Do Homo Sapiens ao Homo Sabe-Niente
Quem não treina a inteligência não se pode admirar de ficar cada vez mais estúpido, da mesma forma que quem não cuida da sua condição física não se pode admirar de engordar. Felizmente a inteligência artificial está aí à porta. Quando a inteligência natural regride, só nos resta confiar na ciência.
Há cerca de 50 anos, Jô Soares tinha um programa humorístico intitulado “Planeta dos Homens” em que uma das peças terminava sempre com a frase: “ A ignorância desta juventude é um espanto! ”

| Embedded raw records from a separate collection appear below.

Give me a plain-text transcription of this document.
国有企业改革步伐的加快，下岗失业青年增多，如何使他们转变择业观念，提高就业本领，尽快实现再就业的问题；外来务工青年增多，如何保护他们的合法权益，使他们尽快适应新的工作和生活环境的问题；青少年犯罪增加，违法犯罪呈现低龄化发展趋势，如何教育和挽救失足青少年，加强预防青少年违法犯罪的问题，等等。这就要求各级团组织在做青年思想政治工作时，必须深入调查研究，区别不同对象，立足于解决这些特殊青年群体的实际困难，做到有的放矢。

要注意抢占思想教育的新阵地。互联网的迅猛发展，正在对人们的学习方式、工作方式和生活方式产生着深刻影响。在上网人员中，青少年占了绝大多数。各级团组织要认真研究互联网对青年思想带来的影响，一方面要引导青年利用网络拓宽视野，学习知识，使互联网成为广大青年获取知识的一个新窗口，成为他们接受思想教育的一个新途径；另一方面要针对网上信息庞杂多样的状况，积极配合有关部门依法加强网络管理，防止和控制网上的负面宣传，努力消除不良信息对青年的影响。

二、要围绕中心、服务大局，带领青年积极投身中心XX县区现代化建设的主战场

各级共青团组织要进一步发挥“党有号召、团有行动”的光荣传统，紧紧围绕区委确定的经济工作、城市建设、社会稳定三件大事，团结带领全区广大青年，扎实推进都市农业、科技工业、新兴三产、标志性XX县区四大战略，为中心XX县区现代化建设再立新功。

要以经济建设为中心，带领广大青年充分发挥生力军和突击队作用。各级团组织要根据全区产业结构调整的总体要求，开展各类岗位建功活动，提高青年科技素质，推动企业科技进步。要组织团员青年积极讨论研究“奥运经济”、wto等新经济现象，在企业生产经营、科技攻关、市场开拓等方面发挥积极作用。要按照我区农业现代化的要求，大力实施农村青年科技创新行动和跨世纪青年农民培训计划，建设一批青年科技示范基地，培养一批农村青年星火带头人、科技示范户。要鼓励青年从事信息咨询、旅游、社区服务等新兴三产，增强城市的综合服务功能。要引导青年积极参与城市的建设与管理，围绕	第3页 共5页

50 anos depois os jovens fizeram-se velhos e a ignorância já deixou de espantar quem quer que seja. Quando ouço hoje pais e professores queixarem-se de que os jovens não lêem, gostaria de saber o que lêem os pais e professores que se queixam de falta de leitura da geração dos seus filhos e dos seus alunos.
Ainda há pouco tempo uma vereadora da cultura confidenciou-me que não tinha tempo para ler. Eu até compreendo que não tenha tempo para ler, o que já tenho dificuldade de compreender é como é que uma pessoa que não tem tempo para ler aceita ser vereador da cultura.
Fui vereador da cultura durante um mandato (1997-2001). E não era vereador nem a tempo inteiro, nem a meio-tempo. Na altura, era advogado e professor, e, para além de vereador da cultura, cargo que exercia nas horas livres e sem qualquer remuneração, era presidente do Eléctrico e director do jornal A Ponte. No entanto, tive sempre tempo para ler.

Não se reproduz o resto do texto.